Bifrost

class Bifrost(*, llm: LLMIntegration, prompt_envelope: heimdallm.envelope.PromptEnvelope, grammar: Lark, tree_producer: Callable[[Lark, str], Tree[Token]], constraint_validators: Sequence[heimdallm.constraints.ConstraintValidator])

The Bifrost is the bridge from the outside world to your secure systems. It is responsible for a rigorous parsing and validation of the output of the LLM. This class is not used directly, but is subclassed to provide a Bifrost for a specific problem, like constructing trusted SQL queries. It is general enough to be adapted to other problems.

Parameters:

  • llm (LLMIntegration) – The LLM integration to use.

  • prompt_envelope (heimdallm.envelope.PromptEnvelope) – The prompt envelope used to wrap the untrusted human input and unwrap the untrusted LLM output.

  • grammar (Lark) – The grammar that defines the structured output that we expect from the LLM.

  • tree_producer (Callable[[Lark, str], Tree[Token]]) – A callable that takes a grammar and the untrusted input and returns a parse tree. Using a callback allows us to do Bifrost-specific parsing, for example, to collapse ambiguous parse trees into a single parse tree.

  • constraint_validators (Sequence[heimdallm.constraints.ConstraintValidator]) – A sequence of constraint validators that will be used to validate the parse tree returned by the tree_producer. Only one validator needs to succeed for validation to pass.

parse(untrusted_llm_output: str) Tree[Token]

Converts the LLM output into a parse tree. Override it in a subclass to throw custom exceptions based on the grammar and parse state.

Parameters:

untrusted_llm_output (str) – The unwrapped output from the LLM.

Returns:

The parse tree.

Return type:

Tree[Token]

post_transform(trusted_llm_output: str, tree: Tree[Token]) str

A hook for subclasses to perform post-transformations on the trusted output. This is useful for making adjustments that cannot be made during 🧩 Reconstruction because they would produce an output that is incompatible with the grammar.

For example, replacing the generic :placeholder with the SQL-specific placeholder fields (e.g. %(placeholder)s) cannot be done in reconstruction because it would conflict with the grammar. It needs to be done in a separate step, after the input has been reconstruction and the constraint validators have been satisfied.

Parameters:

  • trusted_llm_output (str) –

  • tree (Tree[Token]) –

Return type:

str

traverse(untrusted_human_input: str, autofix: bool = True) str

Run the full chain of the Bifrost, from untrusted input to trusted input. Traversing the Bifrost means successfully returning a value from this function, which is only possible if every step succeeds.

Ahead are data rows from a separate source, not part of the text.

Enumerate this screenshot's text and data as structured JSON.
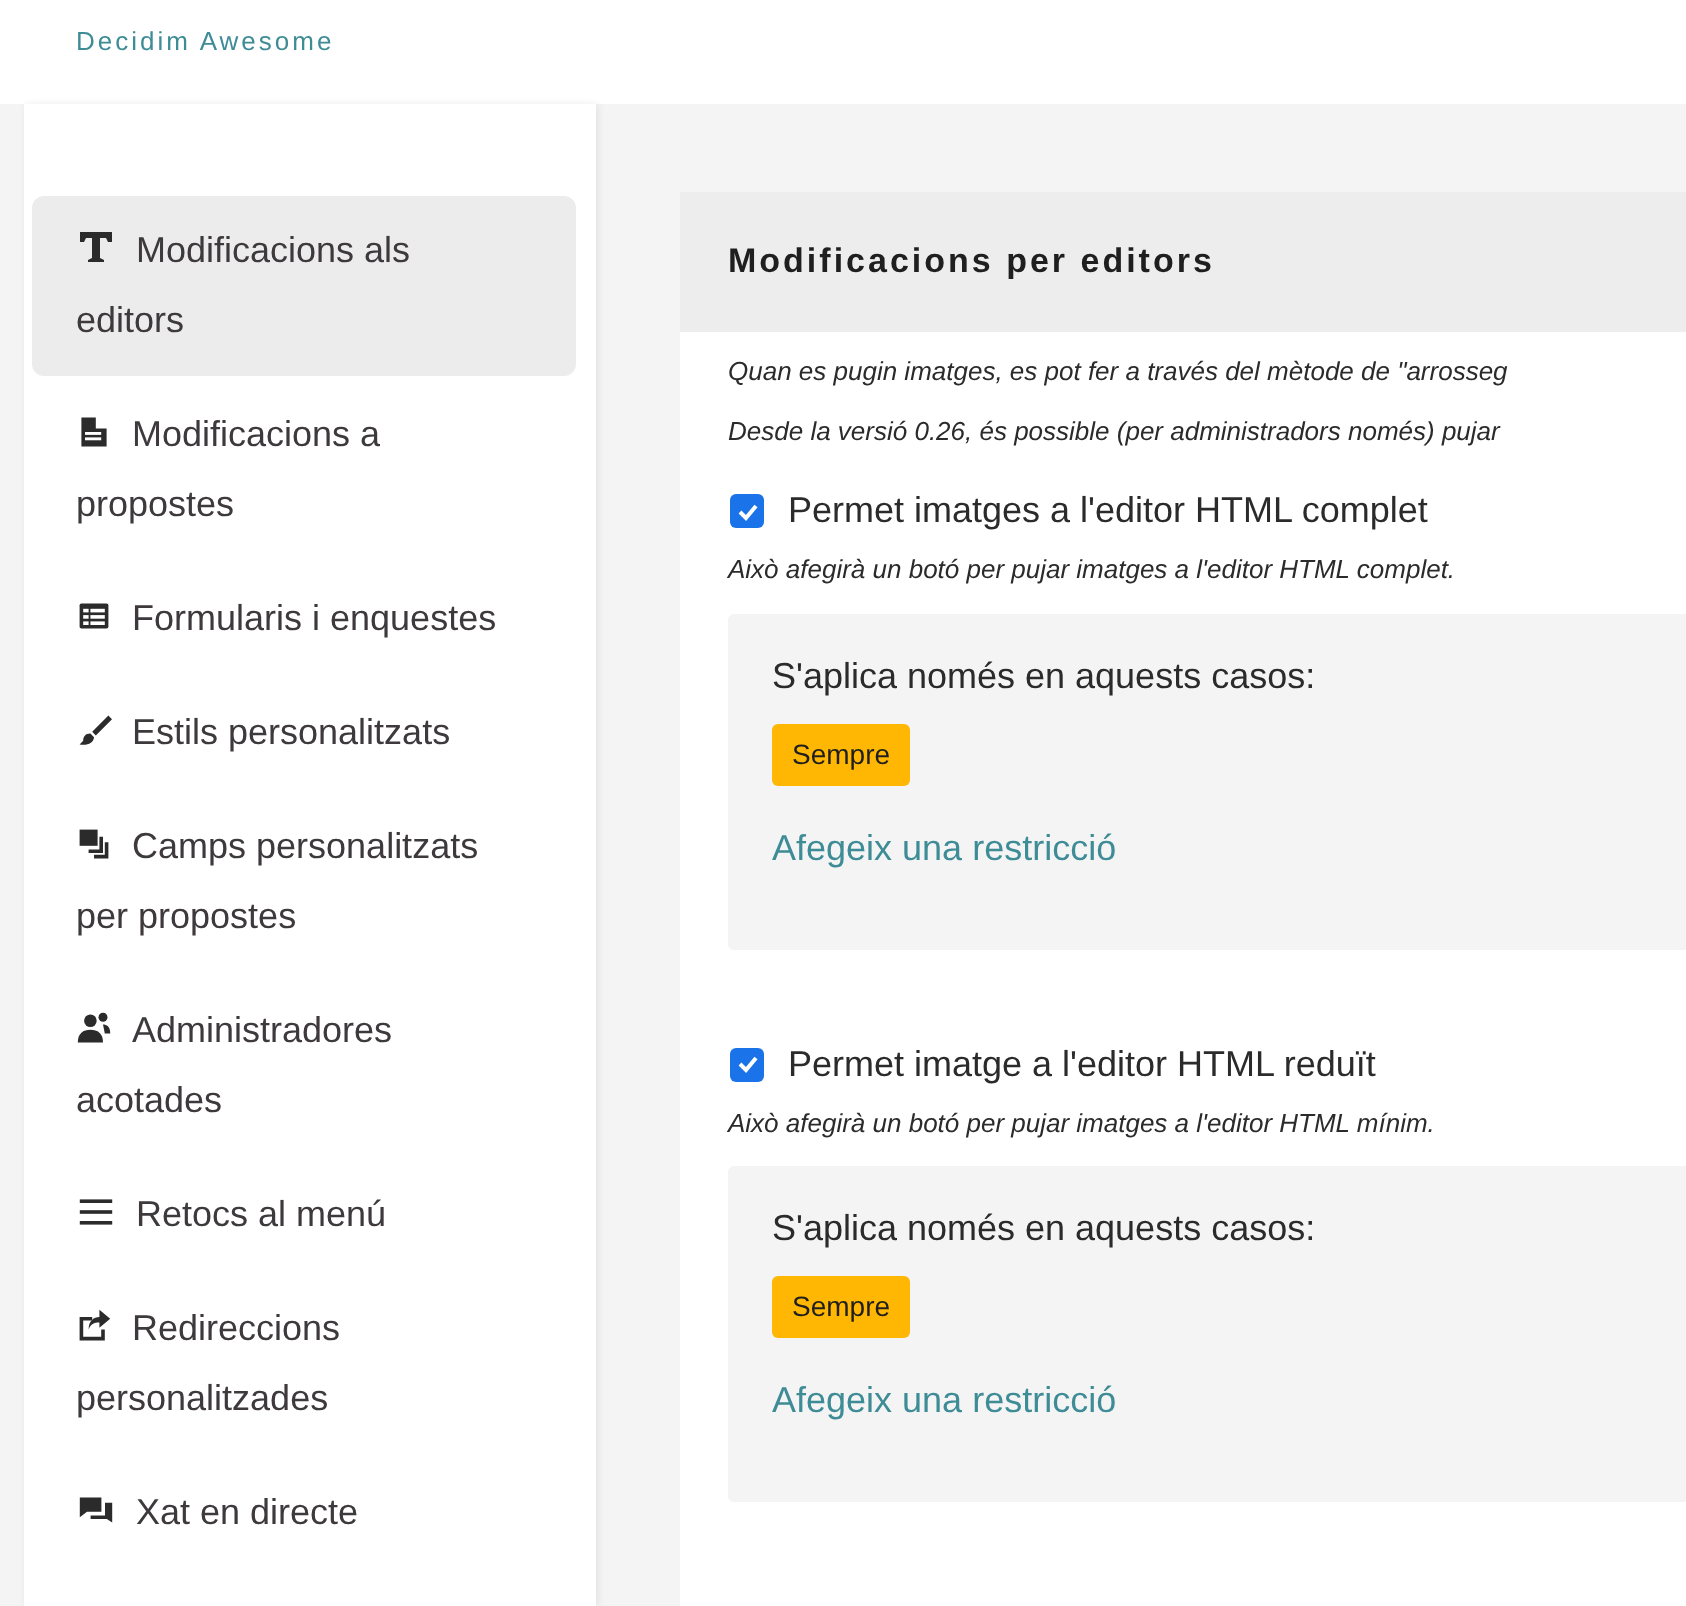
{
  "header": {
    "title": "Decidim Awesome"
  },
  "sidebar": {
    "items": [
      {
        "label": "Modificacions als editors",
        "selected": true
      },
      {
        "label": "Modificacions a propostes",
        "selected": false
      },
      {
        "label": "Formularis i enquestes",
        "selected": false
      },
      {
        "label": "Estils personalitzats",
        "selected": false
      },
      {
        "label": "Camps personalitzats per propostes",
        "selected": false
      },
      {
        "label": "Administradores acotades",
        "selected": false
      },
      {
        "label": "Retocs al menú",
        "selected": false
      },
      {
        "label": "Redireccions personalitzades",
        "selected": false
      },
      {
        "label": "Xat en directe",
        "selected": false
      }
    ]
  },
  "card": {
    "title": "Modificacions per editors",
    "notes": [
      "Quan es pugin imatges, es pot fer a través del mètode de \"arrosseg",
      "Desde la versió 0.26, és possible (per administradors només) pujar"
    ],
    "options": [
      {
        "label": "Permet imatges a l'editor HTML complet",
        "checked": true,
        "help": "Això afegirà un botó per pujar imatges a l'editor HTML complet.",
        "constraints": {
          "title": "S'aplica només en aquests casos:",
          "badge": "Sempre",
          "link": "Afegeix una restricció"
        }
      },
      {
        "label": "Permet imatge a l'editor HTML reduït",
        "checked": true,
        "help": "Això afegirà un botó per pujar imatges a l'editor HTML mínim.",
        "constraints": {
          "title": "S'aplica només en aquests casos:",
          "badge": "Sempre",
          "link": "Afegeix una restricció"
        }
      }
    ]
  }
}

This is the main entry point for the Bifrost API.

Parameters:

  • untrusted_human_input (str) – The untrusted input from the user.

  • autofix (bool) – Whether or not to attempt to reconstruct the input to satisfy the constraint validator.

Returns:

The trusted LLM output.

Return type:

str

classmethod validation_only(constraint_validators: Any | Sequence[Any])

A convenience method for doing just static analysis. This creates a Bifrost that assumes its untrusted input was already produced by an LLM, so we only need to parse and validate it.

Parameters:

constraint_validators (Any | Sequence[Any]) – A constraint validator or sequence of constraint validators to run on the untrusted input.